Requerida pelo cônjuge, ou por algum parente, deve o peticionário instruir


o pedido com a prova de casamento, ou do parentesco, a fim de legitimar a iniciativa.
Promovida pelo órgão do MP, o juiz nomeará ao interditando curador à
lide; nos demais casos, isto é, nas hipóteses em que a interdição é requerida pelo outro cônjuge,
ou por parente, servirá como defensor o próprio representante do MP.
Nada impede, porém, que o interditando constitua advogado para a sua
defesa, sem prejuízo da atuação do curador nomeado pelo juiz.
O foro competente é o do domicílio do requerente.
Efetivamente, dispõe o art. 1.180 que na petição inicial o interessado
provará a sua legitimidade, especificará os fatos que revelam a anomalia psíquica e assinalará a
incapacidade do interditando que será citado para, em dia designado, comparecer perante o juiz,
que o examinará, interrogando-o minuciosamente acerca de sua vida, negócios, bens e do mais
que lhe parecer necessário para ajuizar o seu estado mental, reduzidas a auto as perguntas e
respostas.
Dentro do prazo de cinco dias contados da audiência de interrogatório,
poderá o interditando impugnar o pedido.

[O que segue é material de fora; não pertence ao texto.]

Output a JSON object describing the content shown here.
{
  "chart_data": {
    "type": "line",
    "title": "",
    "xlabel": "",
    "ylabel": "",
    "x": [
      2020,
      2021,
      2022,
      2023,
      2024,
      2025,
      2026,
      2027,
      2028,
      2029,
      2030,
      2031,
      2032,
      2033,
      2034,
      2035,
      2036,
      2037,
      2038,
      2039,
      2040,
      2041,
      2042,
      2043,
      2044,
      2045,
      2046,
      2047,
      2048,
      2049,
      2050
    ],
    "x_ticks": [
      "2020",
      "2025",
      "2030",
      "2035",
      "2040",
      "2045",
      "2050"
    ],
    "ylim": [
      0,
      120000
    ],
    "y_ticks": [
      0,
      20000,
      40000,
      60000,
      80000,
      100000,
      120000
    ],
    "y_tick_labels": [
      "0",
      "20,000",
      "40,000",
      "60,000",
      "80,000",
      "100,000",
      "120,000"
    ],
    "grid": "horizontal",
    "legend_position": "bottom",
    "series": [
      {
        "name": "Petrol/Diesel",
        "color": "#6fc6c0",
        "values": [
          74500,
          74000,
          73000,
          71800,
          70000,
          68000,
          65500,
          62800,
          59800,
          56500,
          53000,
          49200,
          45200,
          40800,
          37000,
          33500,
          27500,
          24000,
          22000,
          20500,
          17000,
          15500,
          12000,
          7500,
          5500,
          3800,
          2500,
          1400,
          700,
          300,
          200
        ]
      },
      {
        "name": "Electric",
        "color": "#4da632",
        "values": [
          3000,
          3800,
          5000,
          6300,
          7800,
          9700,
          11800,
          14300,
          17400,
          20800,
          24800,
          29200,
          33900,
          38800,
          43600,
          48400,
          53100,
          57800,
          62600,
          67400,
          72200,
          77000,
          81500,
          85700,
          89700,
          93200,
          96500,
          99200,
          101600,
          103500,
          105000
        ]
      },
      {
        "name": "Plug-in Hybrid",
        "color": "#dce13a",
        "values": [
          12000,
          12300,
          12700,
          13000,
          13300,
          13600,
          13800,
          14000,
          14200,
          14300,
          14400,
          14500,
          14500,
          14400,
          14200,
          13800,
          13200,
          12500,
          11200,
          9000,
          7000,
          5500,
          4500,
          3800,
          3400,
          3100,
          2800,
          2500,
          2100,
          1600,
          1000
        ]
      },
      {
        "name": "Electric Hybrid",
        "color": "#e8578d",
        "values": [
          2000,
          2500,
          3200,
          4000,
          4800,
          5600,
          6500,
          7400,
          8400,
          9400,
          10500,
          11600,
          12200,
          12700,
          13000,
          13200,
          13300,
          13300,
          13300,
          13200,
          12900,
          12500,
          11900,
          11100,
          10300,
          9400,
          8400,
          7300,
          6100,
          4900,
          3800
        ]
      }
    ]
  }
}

Decorrido esse prazo, o juiz nomeará perito para
proceder ao exame do interditando. O interditando e o requerente poderão nomear assistentes
técnicos.
Apresentado o laudo, o juiz designará audiência de instrução e julgamento.
Se o laudo declarar a insanidade mental do interditando, ou algum dos motivos que autorizam a
interdição, o juiz a decretará. Havendo dúvida sobre as conclusões, a interdição não deve ser
decretada.
Decretando a interdição, o juiz, na mesma sentença., nomeará curador para
o interdito. Para essa nomeação, observar-se-à o disposto no art. 454 da lei civil: “O cônjuge, não
sendo separado judicialmente, é, de direito, curador do outro, quando interdito. Na falta do
cônjuge é curador legítimo o pai; na falta deste, a mãe; e, na desta, o descendente maior. Entre
os descendentes, os mais próximos precedem aos mais remotos, e, dentre os do mesmo grau, os
varões às mulheres. Na falta das pessoas mencionadas, compete ao juiz a escolha do curador”.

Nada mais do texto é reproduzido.